In determining whether the evidence proffered by the state is adequate to avoid dismissal, such proof must be viewed in the light most favorable to the state. See State v. Patterson, 213 Conn. 708, 717, 570 A.2d 174 (1990); State v. Morrill, 193 Conn. 602, 611, 478 A.2d 994 (1984).State v. Kinchen, supra, 243 Conn. 691.
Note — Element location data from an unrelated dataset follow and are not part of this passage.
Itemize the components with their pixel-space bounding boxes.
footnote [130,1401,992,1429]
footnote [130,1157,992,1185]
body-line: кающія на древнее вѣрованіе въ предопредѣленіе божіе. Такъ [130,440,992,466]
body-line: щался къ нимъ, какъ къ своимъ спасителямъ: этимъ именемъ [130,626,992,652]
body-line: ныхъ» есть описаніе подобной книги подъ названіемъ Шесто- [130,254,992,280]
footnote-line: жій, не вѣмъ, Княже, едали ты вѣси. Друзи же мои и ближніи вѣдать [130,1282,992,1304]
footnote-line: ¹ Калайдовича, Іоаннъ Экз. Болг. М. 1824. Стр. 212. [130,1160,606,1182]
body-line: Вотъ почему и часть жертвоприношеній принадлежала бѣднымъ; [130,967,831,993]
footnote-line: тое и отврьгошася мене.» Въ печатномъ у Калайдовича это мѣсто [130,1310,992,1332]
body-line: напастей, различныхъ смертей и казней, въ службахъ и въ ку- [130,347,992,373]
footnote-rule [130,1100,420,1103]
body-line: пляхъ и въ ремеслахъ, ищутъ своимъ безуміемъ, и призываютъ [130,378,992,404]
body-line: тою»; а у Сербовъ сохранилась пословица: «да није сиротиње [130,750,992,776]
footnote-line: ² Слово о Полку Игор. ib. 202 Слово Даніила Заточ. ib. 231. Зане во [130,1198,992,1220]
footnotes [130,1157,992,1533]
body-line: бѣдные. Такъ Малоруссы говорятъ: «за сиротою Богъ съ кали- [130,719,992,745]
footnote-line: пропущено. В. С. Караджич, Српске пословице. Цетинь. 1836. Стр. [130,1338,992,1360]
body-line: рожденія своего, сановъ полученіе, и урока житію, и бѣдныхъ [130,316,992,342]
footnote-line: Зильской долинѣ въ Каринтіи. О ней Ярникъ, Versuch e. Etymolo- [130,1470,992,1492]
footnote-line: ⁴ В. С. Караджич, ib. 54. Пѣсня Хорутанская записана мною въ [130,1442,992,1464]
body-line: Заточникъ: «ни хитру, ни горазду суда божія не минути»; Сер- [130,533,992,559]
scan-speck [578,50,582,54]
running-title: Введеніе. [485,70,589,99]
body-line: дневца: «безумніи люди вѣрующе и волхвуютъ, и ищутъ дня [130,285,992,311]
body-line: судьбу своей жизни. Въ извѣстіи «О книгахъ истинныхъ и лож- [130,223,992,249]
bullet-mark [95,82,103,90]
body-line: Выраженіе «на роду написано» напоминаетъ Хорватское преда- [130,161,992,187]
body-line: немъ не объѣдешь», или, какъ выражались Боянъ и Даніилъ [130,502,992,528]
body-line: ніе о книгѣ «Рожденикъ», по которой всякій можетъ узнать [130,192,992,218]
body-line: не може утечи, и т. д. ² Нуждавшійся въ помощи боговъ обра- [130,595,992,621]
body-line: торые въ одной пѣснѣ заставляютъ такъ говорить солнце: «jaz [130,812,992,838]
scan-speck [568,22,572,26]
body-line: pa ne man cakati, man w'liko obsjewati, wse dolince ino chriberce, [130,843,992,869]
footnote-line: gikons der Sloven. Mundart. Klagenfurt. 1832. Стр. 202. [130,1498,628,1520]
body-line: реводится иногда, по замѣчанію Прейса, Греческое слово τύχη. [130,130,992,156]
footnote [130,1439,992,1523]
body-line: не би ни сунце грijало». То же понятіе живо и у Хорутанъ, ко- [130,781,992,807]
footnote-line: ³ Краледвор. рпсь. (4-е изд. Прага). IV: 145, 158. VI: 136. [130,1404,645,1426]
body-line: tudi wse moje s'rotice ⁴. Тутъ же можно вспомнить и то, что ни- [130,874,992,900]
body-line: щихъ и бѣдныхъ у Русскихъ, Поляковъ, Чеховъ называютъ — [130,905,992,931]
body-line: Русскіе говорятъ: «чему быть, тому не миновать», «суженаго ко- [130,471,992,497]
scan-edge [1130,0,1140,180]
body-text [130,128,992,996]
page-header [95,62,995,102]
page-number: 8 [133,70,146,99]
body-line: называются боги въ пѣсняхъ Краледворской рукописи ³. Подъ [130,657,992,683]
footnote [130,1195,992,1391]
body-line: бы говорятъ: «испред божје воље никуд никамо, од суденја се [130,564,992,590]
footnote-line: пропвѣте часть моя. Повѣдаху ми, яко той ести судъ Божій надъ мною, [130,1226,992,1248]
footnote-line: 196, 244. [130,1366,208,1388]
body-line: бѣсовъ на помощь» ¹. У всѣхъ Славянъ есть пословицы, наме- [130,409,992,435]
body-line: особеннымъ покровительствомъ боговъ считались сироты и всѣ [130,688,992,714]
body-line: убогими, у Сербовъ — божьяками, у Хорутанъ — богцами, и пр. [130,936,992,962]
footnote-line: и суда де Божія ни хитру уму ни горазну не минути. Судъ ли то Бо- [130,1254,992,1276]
Fact-Finding, Inferences, and Circumstantial Evidence
It is axiomatic that the burden in criminal cases is on the prosecution to prove each essential element of the alleged crime beyond a reasonable doubt and that there is no burden on the defendant to prove his innocence. State v. Gabriel, 192 Conn. 405, 413, 473 A.2d 300 (1984). State v. Anonymous, 179 Conn. 516, 519, 427 A.2d 403 (1980); State v. Jackson, 176 Conn. 257, 258, 407 A.2d 948 (1978); see Mullaney v. Wilbur, 421 U.S. 684, 699-701, 95 S.Ct. 1881, 1889-91, 44 L.Ed.2d 508 (1975); In re Winship, 397 U.S. 358, 364, 90 S.Ct. 1068, 1072, 25 L.Ed.2d 368 (1970). In finding guilt beyond a reasonable doubt, a jury may not resort to speculation and conjecture but it is clearly within the province of the jury to draw reasonable, logical inferences from the facts proven. State v. Haddad, 189 Conn. 383, 388, 456 A.2d 316 (1983); State v. Gaynor, 182 Conn. 501, 503, 438 A.2d 749 (1980); State v. Festo, 181 Conn. 254, 259, 435 A.2d 38 (1980); State v. Jackson, supra .State v. Morrill, 478 A.2d 994, 997-98 (Conn. 1984).
Generally, intent can be proved only by circumstantial evidence. State v. Harrison, 178 Conn. 689, 695, 425 A.2d 111 (1979); State v. Bzdyra, 165 Conn. 400, 403, 334 A.2d 917 (1973)." ‘Intent may be, and usually is, inferred from conduct. State v. Cofone, 164 Conn. 162, 164, 319 A.2d 381 [1972]; State v. Smith, 157 Conn. 351, 354, 254 A.2d 447 [1969]. Intention is a mental process, and of necessity it must be proved by the statements or actions of the person whose act is being scrutinized. State v. Cofone, supra, 164, 319 A.2d 381; State v. Mazzadra, 141 Conn. 731, 735, 109 A.2d 873 [1954]. A person’s intention is to be inferred from his conduct. Kiernan v. Borst, 144 Conn. 1, 6, 126 A.2d 569 [1956].’ State v. Bzdyra, [supra ]." State v. Sober, 166 Conn. 81, 92-93, 347 A.2d 61 (1974). Where there is sufficient evidence to support a reasonable inference that the defendant intended to commit the crime charged, whether such an inference should be drawn is properly a question for the jury to decide. State v. Sober, supra, 93, 347 A.2d 61State v. Morrill, 478 A.2d 994, 998 (Conn. 1984).
Conclusion
As there is, in viewing the allegations and the reasonable inferences to be drawn therefrom, probable cause to believe that the defendant committed the two challenged offenses, the defendant’s motion to dismiss the current charging document is denied.